The Department of Housing and Urban Development is pushing a plan to make the 60-year-old Federal Housing Administration loan program more accessible to those who previously have had no other choice but to rent, while at the same time not restricting its business to such customers.
Harvard University’s Joint Center for Housing Studies, operating under a HUD contract, advanced the idea with the recent release of a report summarizing an eight-city series of hearings by HUD on the future of the government-insured loan program.
Based on testimony from more than 150 participants, many representing housing industry and community groups, the report said FHA needs to free itself from government bureaucracy that hampers its ability to respond quickly to changing market needs.
Yet, the report concluded, the agency continues to play a vital role in providing mortgage credit to borrowers that the private industry is unwilling or unable to insure.
“FHA’s most valuable asset is the full faith and credit of the federal government,” said William C. Apgar Jr., executive director of the Joint Center, who co-authored the report. That translates into lower operational costs than the private mortgage insurance industry can achieve, he said.
Congress is considering legislation proposed by the Clinton administration to grant FHA more autonomy but leave it under the policy direction of the HUD secretary.
Competing bills also before the lawmakers, however, seek to abolish FHA and HUD or restrict the single-family home mortgage program to first-time and lower-income home buyers.
Lenders require some form of mortgage insurance on loans with less than a 20 percent down payment to cover their losses in the event of borrower default.
Borrowers pay more for mortgage insurance under the FHA program than they would for privately insured loans. Yet, they still opt for an FHA mortgage because they cannot find a comparable, privately insured mortgage, the report noted.
Despite the higher insurance premiums charged, FHA is able to operate less expensively than the mortgage insurance industry, which charges an average price instead of a risk-based price, said FHA Commissioner Nicolas P. Retsinas.
“Private insurers must earn a profit sufficient to set aside the high levels of capital required by state regulators and their shareholders to provide adequate assurance of the ability to pay claims and earn profits (of up to 18 percent in recent years) for shareholders,” Retsinas said at a recent Congressional hearing.
FHA’s comparative cost advantage, “coupled with FHA’s high premiums, allows it to support a higher level of losses and thus serve untested or higher-risk borrowers, at no cost to the taxpayer,” Retsinas said.

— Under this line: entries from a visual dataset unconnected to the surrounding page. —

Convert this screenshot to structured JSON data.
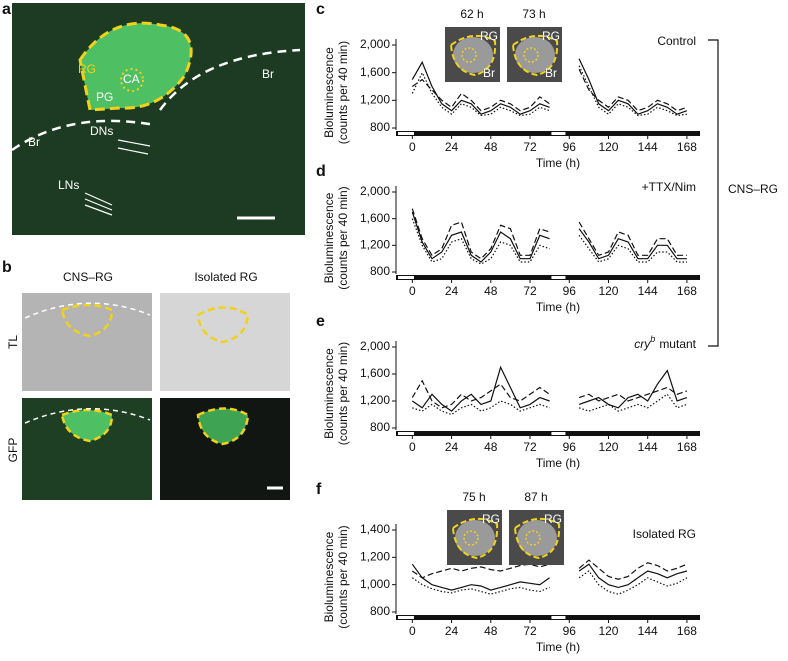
{
  "panel_a": {
    "letter": "a",
    "rg": "RG",
    "ca": "CA",
    "pg": "PG",
    "br": [
      "Br",
      "Br"
    ],
    "dns": "DNs",
    "lns": "LNs"
  },
  "panel_b": {
    "letter": "b",
    "columns": [
      "CNS–RG",
      "Isolated RG"
    ],
    "rows": [
      "TL",
      "GFP"
    ]
  },
  "bracket_label": "CNS–RG",
  "chart_data": [
    {
      "type": "line",
      "letter": "c",
      "annotation": [
        "Control"
      ],
      "insets": [
        {
          "time": "62 h",
          "labels": [
            "RG",
            "Br"
          ]
        },
        {
          "time": "73 h",
          "labels": [
            "RG",
            "Br"
          ]
        }
      ],
      "ylabel": [
        "Bioluminescence",
        "(counts per 40 min)"
      ],
      "xlabel": "Time (h)",
      "xlim": [
        -10,
        176
      ],
      "xticks": [
        0,
        24,
        48,
        72,
        96,
        120,
        144,
        168
      ],
      "ylim": [
        800,
        2000
      ],
      "yticks": [
        800,
        {
          "value": 1200,
          "label": "1,200"
        },
        {
          "value": 1600,
          "label": "1,600"
        },
        {
          "value": 2000,
          "label": "2,000"
        }
      ],
      "x": [
        0,
        6,
        12,
        18,
        24,
        30,
        36,
        42,
        48,
        54,
        60,
        66,
        72,
        78,
        84,
        90,
        96,
        102,
        108,
        114,
        120,
        126,
        132,
        138,
        144,
        150,
        156,
        162,
        168
      ],
      "series": [
        {
          "color": "#111111",
          "style": "solid",
          "values": [
            1500,
            1750,
            1400,
            1150,
            1050,
            1200,
            1150,
            1000,
            1050,
            1150,
            1100,
            1000,
            1050,
            1150,
            1100,
            null,
            null,
            1800,
            1500,
            1150,
            1050,
            1200,
            1150,
            1000,
            1050,
            1150,
            1100,
            1000,
            1050
          ]
        },
        {
          "color": "#111111",
          "style": "dotted",
          "values": [
            1300,
            1600,
            1300,
            1100,
            1000,
            1150,
            1100,
            980,
            1000,
            1100,
            1050,
            980,
            1000,
            1100,
            1050,
            null,
            null,
            1700,
            1400,
            1100,
            1000,
            1150,
            1100,
            980,
            1000,
            1100,
            1050,
            980,
            1000
          ]
        },
        {
          "color": "#111111",
          "style": "dashed",
          "values": [
            1400,
            1500,
            1350,
            1200,
            1100,
            1300,
            1200,
            1050,
            1100,
            1200,
            1150,
            1050,
            1100,
            1250,
            1150,
            null,
            null,
            1650,
            1350,
            1200,
            1100,
            1250,
            1200,
            1050,
            1100,
            1200,
            1150,
            1050,
            1100
          ]
        }
      ]
    },
    {
      "type": "line",
      "letter": "d",
      "annotation": [
        "+TTX/Nim"
      ],
      "ylabel": [
        "Bioluminescence",
        "(counts per 40 min)"
      ],
      "xlabel": "Time (h)",
      "xlim": [
        -10,
        176
      ],
      "xticks": [
        0,
        24,
        48,
        72,
        96,
        120,
        144,
        168
      ],
      "ylim": [
        800,
        2000
      ],
      "yticks": [
        800,
        {
          "value": 1200,
          "label": "1,200"
        },
        {
          "value": 1600,
          "label": "1,600"
        },
        {
          "value": 2000,
          "label": "2,000"
        }
      ],
      "x": [
        0,
        6,
        12,
        18,
        24,
        30,
        36,
        42,
        48,
        54,
        60,
        66,
        72,
        78,
        84,
        90,
        96,
        102,
        108,
        114,
        120,
        126,
        132,
        138,
        144,
        150,
        156,
        162,
        168
      ],
      "series": [
        {
          "color": "#111111",
          "style": "solid",
          "values": [
            1700,
            1250,
            1000,
            1100,
            1350,
            1400,
            1050,
            950,
            1100,
            1400,
            1300,
            1000,
            1000,
            1350,
            1300,
            null,
            null,
            1450,
            1250,
            1000,
            1050,
            1300,
            1250,
            1000,
            1000,
            1200,
            1200,
            1000,
            1000
          ]
        },
        {
          "color": "#111111",
          "style": "dotted",
          "values": [
            1600,
            1200,
            950,
            1000,
            1250,
            1300,
            1000,
            920,
            1000,
            1250,
            1200,
            950,
            950,
            1200,
            1150,
            null,
            null,
            1350,
            1150,
            950,
            1000,
            1200,
            1150,
            950,
            950,
            1100,
            1100,
            950,
            950
          ]
        },
        {
          "color": "#111111",
          "style": "dashed",
          "values": [
            1750,
            1300,
            1050,
            1150,
            1500,
            1550,
            1100,
            1000,
            1150,
            1500,
            1450,
            1050,
            1050,
            1450,
            1400,
            null,
            null,
            1550,
            1300,
            1050,
            1100,
            1400,
            1350,
            1050,
            1050,
            1300,
            1300,
            1050,
            1050
          ]
        }
      ]
    },
    {
      "type": "line",
      "letter": "e",
      "annotation": [
        "cry",
        "b",
        "mutant"
      ],
      "ylabel": [
        "Bioluminescence",
        "(counts per 40 min)"
      ],
      "xlabel": "Time (h)",
      "xlim": [
        -10,
        176
      ],
      "xticks": [
        0,
        24,
        48,
        72,
        96,
        120,
        144,
        168
      ],
      "ylim": [
        800,
        2000
      ],
      "yticks": [
        800,
        {
          "value": 1200,
          "label": "1,200"
        },
        {
          "value": 1600,
          "label": "1,600"
        },
        {
          "value": 2000,
          "label": "2,000"
        }
      ],
      "x": [
        0,
        6,
        12,
        18,
        24,
        30,
        36,
        42,
        48,
        54,
        60,
        66,
        72,
        78,
        84,
        90,
        96,
        102,
        108,
        114,
        120,
        126,
        132,
        138,
        144,
        150,
        156,
        162,
        168
      ],
      "series": [
        {
          "color": "#111111",
          "style": "solid",
          "values": [
            1200,
            1100,
            1300,
            1150,
            1050,
            1200,
            1300,
            1150,
            1200,
            1700,
            1400,
            1100,
            1150,
            1250,
            1200,
            null,
            null,
            1150,
            1200,
            1250,
            1150,
            1100,
            1250,
            1300,
            1200,
            1450,
            1650,
            1200,
            1250
          ]
        },
        {
          "color": "#111111",
          "style": "dotted",
          "values": [
            1100,
            1050,
            1150,
            1050,
            1000,
            1100,
            1150,
            1050,
            1100,
            1200,
            1150,
            1050,
            1100,
            1150,
            1100,
            null,
            null,
            1100,
            1050,
            1100,
            1150,
            1050,
            1100,
            1150,
            1100,
            1200,
            1300,
            1100,
            1150
          ]
        },
        {
          "color": "#111111",
          "style": "dashed",
          "values": [
            1250,
            1500,
            1200,
            1100,
            1150,
            1300,
            1200,
            1250,
            1350,
            1450,
            1250,
            1200,
            1300,
            1400,
            1300,
            null,
            null,
            1250,
            1300,
            1200,
            1250,
            1300,
            1200,
            1250,
            1300,
            1350,
            1400,
            1300,
            1350
          ]
        }
      ]
    },
    {
      "type": "line",
      "letter": "f",
      "annotation": [
        "Isolated RG"
      ],
      "insets": [
        {
          "time": "75 h",
          "labels": [
            "RG"
          ]
        },
        {
          "time": "87 h",
          "labels": [
            "RG"
          ]
        }
      ],
      "ylabel": [
        "Bioluminescence",
        "(counts per 40 min)"
      ],
      "xlabel": "Time (h)",
      "xlim": [
        -10,
        176
      ],
      "xticks": [
        0,
        24,
        48,
        72,
        96,
        120,
        144,
        168
      ],
      "ylim": [
        800,
        1400
      ],
      "yticks": [
        800,
        {
          "value": 1000,
          "label": "1,000"
        },
        {
          "value": 1200,
          "label": "1,200"
        },
        {
          "value": 1400,
          "label": "1,400"
        }
      ],
      "x": [
        0,
        6,
        12,
        18,
        24,
        30,
        36,
        42,
        48,
        54,
        60,
        66,
        72,
        78,
        84,
        90,
        96,
        102,
        108,
        114,
        120,
        126,
        132,
        138,
        144,
        150,
        156,
        162,
        168
      ],
      "series": [
        {
          "color": "#111111",
          "style": "solid",
          "values": [
            1150,
            1050,
            1000,
            980,
            960,
            980,
            1000,
            990,
            960,
            980,
            1000,
            1020,
            1010,
            1000,
            1050,
            null,
            null,
            1100,
            1150,
            1050,
            1000,
            980,
            1000,
            1050,
            1100,
            1080,
            1050,
            1080,
            1100
          ]
        },
        {
          "color": "#111111",
          "style": "dashed",
          "values": [
            1100,
            1050,
            1080,
            1100,
            1120,
            1100,
            1120,
            1130,
            1110,
            1100,
            1120,
            1140,
            1150,
            1130,
            1150,
            null,
            null,
            1120,
            1180,
            1120,
            1060,
            1040,
            1060,
            1120,
            1160,
            1140,
            1100,
            1120,
            1150
          ]
        },
        {
          "color": "#111111",
          "style": "dotted",
          "values": [
            1050,
            1000,
            970,
            950,
            940,
            960,
            970,
            950,
            930,
            950,
            970,
            980,
            960,
            950,
            980,
            null,
            null,
            1050,
            1100,
            1000,
            950,
            930,
            960,
            1000,
            1050,
            1020,
            990,
            1010,
            1050
          ]
        }
      ]
    }
  ]
}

Although the private mortgage insurance industry doesn’t quarrel with the need to retain FHA, the agency’s business should be restricted to avoid competing with the private sector, said W. Roger Haughton, president of PMI Mortgage Insurance Co., a large San Francisco-based mortgage insurer.
“We believe FHA should operate on a more focused, limited basis,” that leaves repeat purchases to the private insurers, Haughton said.

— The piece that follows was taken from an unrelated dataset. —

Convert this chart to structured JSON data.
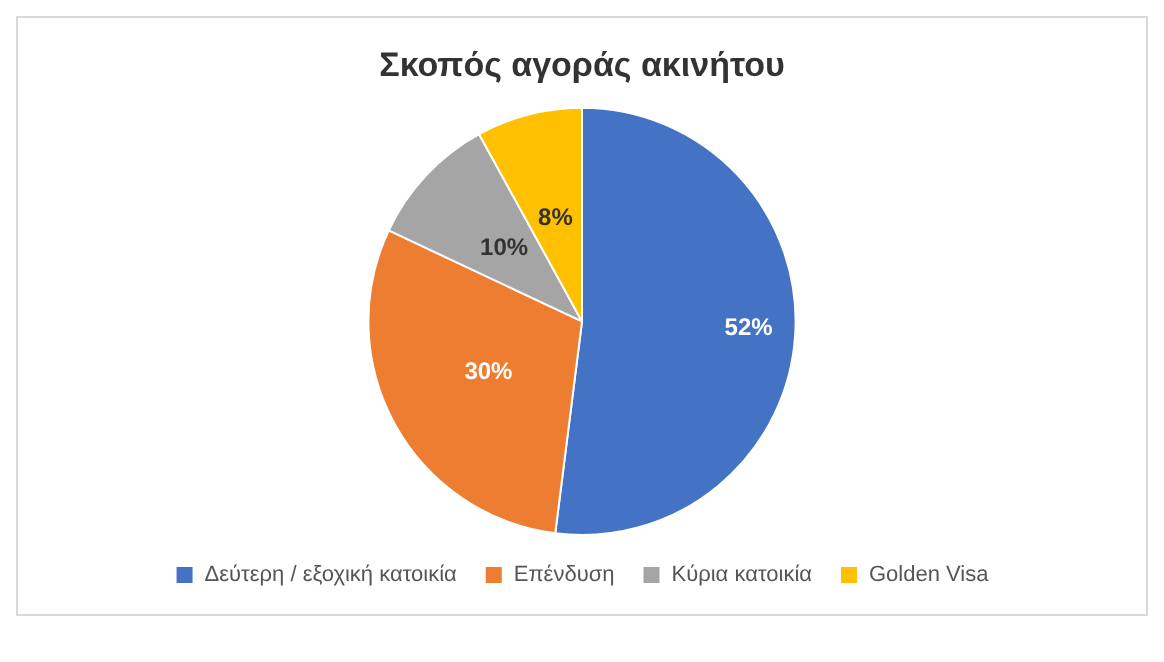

In one of the FHA hearings, Greg Barmore, chairman of G.E. Capital Mortgage Corp., warned against duplicating the efforts of the private insurance industry, in which his company is leading player.

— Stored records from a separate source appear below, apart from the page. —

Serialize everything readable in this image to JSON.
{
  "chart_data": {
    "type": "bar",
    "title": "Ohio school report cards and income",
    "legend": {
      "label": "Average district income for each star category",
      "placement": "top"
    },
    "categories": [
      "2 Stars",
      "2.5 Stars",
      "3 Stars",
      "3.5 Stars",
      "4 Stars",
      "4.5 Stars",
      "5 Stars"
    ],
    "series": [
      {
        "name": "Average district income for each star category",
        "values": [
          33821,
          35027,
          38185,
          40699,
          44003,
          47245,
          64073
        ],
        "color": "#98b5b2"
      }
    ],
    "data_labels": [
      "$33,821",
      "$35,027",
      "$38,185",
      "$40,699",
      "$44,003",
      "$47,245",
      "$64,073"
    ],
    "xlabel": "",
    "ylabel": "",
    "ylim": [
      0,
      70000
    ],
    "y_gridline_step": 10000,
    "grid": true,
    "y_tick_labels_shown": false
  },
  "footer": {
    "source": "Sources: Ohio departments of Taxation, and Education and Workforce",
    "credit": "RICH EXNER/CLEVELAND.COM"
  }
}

Instead, he said, FHA should be “trying to stimulate it, lead it, encourage it.”
While the Clinton administration also wants FHA to concentrate on first-time buyers, it doesn’t want it to do so to the exclusion of other underserved groups of borrowers.
In its legislative proposal, the administration calls for setting temporary performance goals for the agency, reconstituted as the Financial Housing Corp., that would earmark 67 percent of its business for first-time buyers in each of the next two years.
After that, the target could rise higher still at the discretion of the HUD secretary. To make all that possible, however, FHA will need added Congressional approval.